The Drawback of Polling
Printers are extremely slow compared to the Z80 CPU. If the main program waits for the NOT BUSY status bit (Part 76) after sending every single character, the CPU spends most of its time sitting idle, waiting for the printer to finish.
The Solution: Interrupt Spooling Spooling (Simultaneous Peripheral Operations On-Line) uses interrupts to feed the printer one byte at a time in the background, allowing the main program to continue executing tasks.
The Print Buffer (The Spool)
The OS kernel maintains a Circular Buffer (or Ring Buffer) in RAM, often called the Print Spool.
How the Buffer Works:
- Main Program: Writes an entire block of text to the buffer quickly, then continues.
- ISR: The background Interrupt Service Routine (ISR) slowly reads the characters out of the buffer one by one, sending them to the printer.
The Printer Interrupt Service Routine (ISR)

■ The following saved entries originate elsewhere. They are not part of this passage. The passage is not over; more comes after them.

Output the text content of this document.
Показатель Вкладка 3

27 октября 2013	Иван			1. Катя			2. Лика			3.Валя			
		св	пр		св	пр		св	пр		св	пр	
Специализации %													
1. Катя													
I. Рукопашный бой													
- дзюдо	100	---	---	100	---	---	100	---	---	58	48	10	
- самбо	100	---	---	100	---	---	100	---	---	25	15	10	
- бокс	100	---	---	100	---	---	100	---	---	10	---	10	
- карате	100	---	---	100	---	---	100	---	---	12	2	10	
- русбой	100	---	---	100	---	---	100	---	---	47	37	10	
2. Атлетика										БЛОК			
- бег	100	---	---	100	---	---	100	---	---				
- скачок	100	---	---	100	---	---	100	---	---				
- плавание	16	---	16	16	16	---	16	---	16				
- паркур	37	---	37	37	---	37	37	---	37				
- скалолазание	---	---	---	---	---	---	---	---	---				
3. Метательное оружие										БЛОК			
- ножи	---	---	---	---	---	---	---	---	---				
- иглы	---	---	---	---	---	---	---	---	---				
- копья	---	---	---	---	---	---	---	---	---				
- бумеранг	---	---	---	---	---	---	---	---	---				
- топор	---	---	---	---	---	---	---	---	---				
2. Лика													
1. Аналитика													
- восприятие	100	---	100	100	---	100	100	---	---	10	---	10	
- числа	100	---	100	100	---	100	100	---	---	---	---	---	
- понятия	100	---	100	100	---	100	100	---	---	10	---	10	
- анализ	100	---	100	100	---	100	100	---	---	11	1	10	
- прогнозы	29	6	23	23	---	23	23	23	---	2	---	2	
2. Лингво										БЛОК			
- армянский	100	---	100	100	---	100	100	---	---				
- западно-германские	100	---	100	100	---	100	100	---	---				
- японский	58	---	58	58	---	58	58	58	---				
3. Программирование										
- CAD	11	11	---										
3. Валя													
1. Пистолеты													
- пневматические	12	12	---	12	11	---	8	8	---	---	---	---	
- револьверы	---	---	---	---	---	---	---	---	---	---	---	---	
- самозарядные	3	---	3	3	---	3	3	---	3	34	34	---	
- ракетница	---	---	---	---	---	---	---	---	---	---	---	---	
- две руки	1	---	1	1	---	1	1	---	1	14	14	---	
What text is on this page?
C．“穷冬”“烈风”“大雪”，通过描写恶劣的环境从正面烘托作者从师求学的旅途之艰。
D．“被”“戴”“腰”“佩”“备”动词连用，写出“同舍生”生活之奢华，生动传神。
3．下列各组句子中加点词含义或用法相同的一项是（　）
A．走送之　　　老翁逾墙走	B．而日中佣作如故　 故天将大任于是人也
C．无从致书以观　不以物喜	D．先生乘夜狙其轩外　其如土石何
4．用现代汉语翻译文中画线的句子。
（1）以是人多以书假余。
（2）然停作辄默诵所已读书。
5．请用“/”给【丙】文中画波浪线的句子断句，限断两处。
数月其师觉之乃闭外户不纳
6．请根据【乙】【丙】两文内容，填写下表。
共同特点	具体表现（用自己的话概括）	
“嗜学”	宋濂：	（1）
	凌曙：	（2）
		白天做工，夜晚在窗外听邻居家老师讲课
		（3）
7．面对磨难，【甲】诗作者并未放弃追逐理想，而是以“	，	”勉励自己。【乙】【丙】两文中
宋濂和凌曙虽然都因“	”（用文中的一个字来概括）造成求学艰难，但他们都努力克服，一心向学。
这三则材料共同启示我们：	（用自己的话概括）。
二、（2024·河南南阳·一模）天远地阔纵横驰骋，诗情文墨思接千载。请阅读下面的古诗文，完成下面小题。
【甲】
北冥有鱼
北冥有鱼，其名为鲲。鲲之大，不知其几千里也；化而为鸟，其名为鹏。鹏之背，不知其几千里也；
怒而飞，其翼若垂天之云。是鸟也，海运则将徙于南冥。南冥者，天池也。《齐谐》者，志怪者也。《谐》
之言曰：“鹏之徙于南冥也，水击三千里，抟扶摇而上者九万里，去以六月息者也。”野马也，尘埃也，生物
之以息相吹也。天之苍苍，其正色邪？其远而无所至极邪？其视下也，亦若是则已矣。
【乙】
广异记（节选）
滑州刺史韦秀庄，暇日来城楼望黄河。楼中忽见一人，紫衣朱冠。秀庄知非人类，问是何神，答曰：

The ISR is the core of the spooler. It must be triggered when the printer is ready for the next character. This can be done by a dedicated Peripheral Interrupt (if the printer interface supports it) or a fixed-rate Timer Interrupt.
The ISR Logic:
PRINTER_ISR:
PUSH AF, HL, DE, BC ; Save Context
; 1. Check Printer Status: Poll the Status Port (Part 76)
CALL PRINTER_GET_STATUS
BIT 7, A ; Check if NOT BUSY (Ready)
JP NZ, ISR_EXIT ; If Busy, exit immediately
; 2. Check Spool Buffer: See if there is data waiting
CALL SPOOL_BUFFER_EMPTY
JP Z, ISR_EXIT ; If buffer is empty, nothing to print
; 3. Get Next Character: Read the next character from the Ring Buffer
CALL SPOOL_BUFFER_READ ; A ← Next character to print
; 4. Send Data and Strobe
OUT (PRINTER_DATA_PORT), A ; Send character
CALL PRINTER_STROBE ; Activate the strobe signal
ISR_EXIT:
POP BC, DE, HL, AF
RETI ; Return from Interrupt
Writing to the Spool
The OS provides a system call (`PUT_SPOOL_CHAR′) that allows a user program to add data to the buffer without having to wait for the slow printer.
The PUT_SPOOL_CHAR Logic:
- Check if the spool buffer is full.
- If full, the main program must halt (`HALT′) until the background ISR clears some space.
- If space is available, write the character into the buffer and update the buffer’s Write Pointer.
- Return control immediately to the main program.